At the back is a sapphire of smaller size and six others, three on each side, between which are eight emeralds. Above and below the sapphires are fourteen diamonds, and around the eight emeralds are one hundred and twenty-eight diamonds. Between the emeralds and sapphires are sixteen ornaments, containing one hundred and sixty diamonds. Above the band are eight sapphires, surmounted by eight diamonds, between which are eight festoons, consisting of one hundred and forty-eight diamonds.

In the front of the crown and in the centre of a diamond Maltese cross is the famous ruby of the Black Prince. Around this ruby to form the cross are seventy-five brilliant diamonds. Three other Maltese crosses, forming the two sides and back of the crown, have emerald centres, and each contains between one and two hundred brilliant diamonds.
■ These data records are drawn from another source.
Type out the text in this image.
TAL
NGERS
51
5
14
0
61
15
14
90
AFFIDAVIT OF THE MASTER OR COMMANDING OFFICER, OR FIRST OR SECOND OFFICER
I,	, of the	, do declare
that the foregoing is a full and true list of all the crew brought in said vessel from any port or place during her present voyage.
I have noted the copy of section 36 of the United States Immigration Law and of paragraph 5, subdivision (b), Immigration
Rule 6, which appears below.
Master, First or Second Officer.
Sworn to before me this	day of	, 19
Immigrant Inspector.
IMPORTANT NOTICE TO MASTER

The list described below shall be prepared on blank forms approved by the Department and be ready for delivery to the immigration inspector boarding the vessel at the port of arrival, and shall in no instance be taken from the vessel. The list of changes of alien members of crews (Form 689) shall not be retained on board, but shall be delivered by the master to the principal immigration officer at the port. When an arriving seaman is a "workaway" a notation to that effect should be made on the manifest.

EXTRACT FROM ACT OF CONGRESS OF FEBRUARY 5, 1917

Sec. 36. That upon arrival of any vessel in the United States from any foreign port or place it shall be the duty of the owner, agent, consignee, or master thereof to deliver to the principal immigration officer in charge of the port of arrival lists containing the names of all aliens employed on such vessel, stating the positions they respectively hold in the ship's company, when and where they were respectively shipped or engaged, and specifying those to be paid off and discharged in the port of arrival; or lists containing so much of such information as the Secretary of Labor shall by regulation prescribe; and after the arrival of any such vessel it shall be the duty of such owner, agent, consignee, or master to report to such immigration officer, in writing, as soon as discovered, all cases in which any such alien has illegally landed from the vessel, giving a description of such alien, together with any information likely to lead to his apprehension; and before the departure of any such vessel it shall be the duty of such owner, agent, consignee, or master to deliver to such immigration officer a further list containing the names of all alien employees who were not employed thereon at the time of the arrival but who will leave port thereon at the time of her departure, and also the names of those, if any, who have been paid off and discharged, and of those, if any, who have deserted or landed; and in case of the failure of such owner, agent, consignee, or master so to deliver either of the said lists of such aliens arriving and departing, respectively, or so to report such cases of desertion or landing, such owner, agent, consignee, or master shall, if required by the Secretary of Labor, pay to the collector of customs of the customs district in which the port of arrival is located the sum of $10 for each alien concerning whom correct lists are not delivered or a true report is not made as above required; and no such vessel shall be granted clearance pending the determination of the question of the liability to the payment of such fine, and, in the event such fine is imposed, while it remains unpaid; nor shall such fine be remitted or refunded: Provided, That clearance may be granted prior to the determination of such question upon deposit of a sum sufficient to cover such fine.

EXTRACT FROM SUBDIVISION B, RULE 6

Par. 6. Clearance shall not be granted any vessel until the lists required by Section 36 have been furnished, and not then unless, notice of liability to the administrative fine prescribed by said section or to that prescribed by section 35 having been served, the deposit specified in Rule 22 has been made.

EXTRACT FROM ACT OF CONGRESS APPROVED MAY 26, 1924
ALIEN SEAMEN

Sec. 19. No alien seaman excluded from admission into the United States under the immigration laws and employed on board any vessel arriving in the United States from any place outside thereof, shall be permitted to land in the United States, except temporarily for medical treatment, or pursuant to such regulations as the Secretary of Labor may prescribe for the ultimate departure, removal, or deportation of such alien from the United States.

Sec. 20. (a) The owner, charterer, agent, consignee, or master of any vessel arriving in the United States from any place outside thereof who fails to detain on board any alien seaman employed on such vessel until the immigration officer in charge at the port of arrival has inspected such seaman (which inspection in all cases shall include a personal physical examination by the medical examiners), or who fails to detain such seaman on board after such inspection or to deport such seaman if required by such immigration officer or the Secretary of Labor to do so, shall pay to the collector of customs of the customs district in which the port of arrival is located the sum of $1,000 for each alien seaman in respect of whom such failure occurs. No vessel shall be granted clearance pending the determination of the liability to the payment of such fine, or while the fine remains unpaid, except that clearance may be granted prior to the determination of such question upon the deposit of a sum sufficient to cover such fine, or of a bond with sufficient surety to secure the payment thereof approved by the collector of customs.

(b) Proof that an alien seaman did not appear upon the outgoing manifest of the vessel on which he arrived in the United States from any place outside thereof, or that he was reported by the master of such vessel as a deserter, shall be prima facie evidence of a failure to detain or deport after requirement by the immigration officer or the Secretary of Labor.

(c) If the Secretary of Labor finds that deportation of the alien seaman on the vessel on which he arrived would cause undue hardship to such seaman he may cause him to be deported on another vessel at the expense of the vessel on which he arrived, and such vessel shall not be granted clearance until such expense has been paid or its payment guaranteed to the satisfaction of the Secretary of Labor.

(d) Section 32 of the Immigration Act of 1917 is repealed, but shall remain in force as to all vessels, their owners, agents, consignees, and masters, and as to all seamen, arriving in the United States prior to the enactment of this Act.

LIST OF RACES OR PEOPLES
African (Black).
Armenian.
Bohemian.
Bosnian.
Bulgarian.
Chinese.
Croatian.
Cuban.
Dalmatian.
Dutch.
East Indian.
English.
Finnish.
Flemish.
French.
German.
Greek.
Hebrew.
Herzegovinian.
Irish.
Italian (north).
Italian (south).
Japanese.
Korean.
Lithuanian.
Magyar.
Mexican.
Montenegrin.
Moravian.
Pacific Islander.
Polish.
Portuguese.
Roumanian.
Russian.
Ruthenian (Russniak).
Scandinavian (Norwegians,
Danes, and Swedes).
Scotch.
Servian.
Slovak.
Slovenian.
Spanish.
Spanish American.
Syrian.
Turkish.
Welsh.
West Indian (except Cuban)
Between the four Maltese crosses are four ornaments in the form of the French fleur-de-lis, with four rubies in the centre, and surrounded by rose diamonds.

From the Maltese crosses issue four imperial arches, composed of oak leaves and acorns embellished with hundreds of magnificent jewels. From the upper part of the arches are suspended four large pendant pear-shaped pearls, with rose diamond caps. Above the arch stands the mound, thickly set with brilliants. The cross on the summit has a rose cut sapphire in the centre, surrounded by diamonds.

A gem is said to represent “condensed wealth,” and it is also condensed history. The blood of a ruby, the faint moonlight lustre of a pearl, the green glow of an emerald, and the dazzling white light of a diamond—in what unfailing magic lies their charm? Tiny bits of crystal as they appear to be—even the Orloff diamond could be concealed in a child’s hand—yet kings and queens have played for stakes like these. Battle and murder have been done for them, honour bartered and kingdoms lost, but the old magic beauty never fades, and to-day, as always, sin and beauty, side, by side, are mirrored in the flash of a jewel.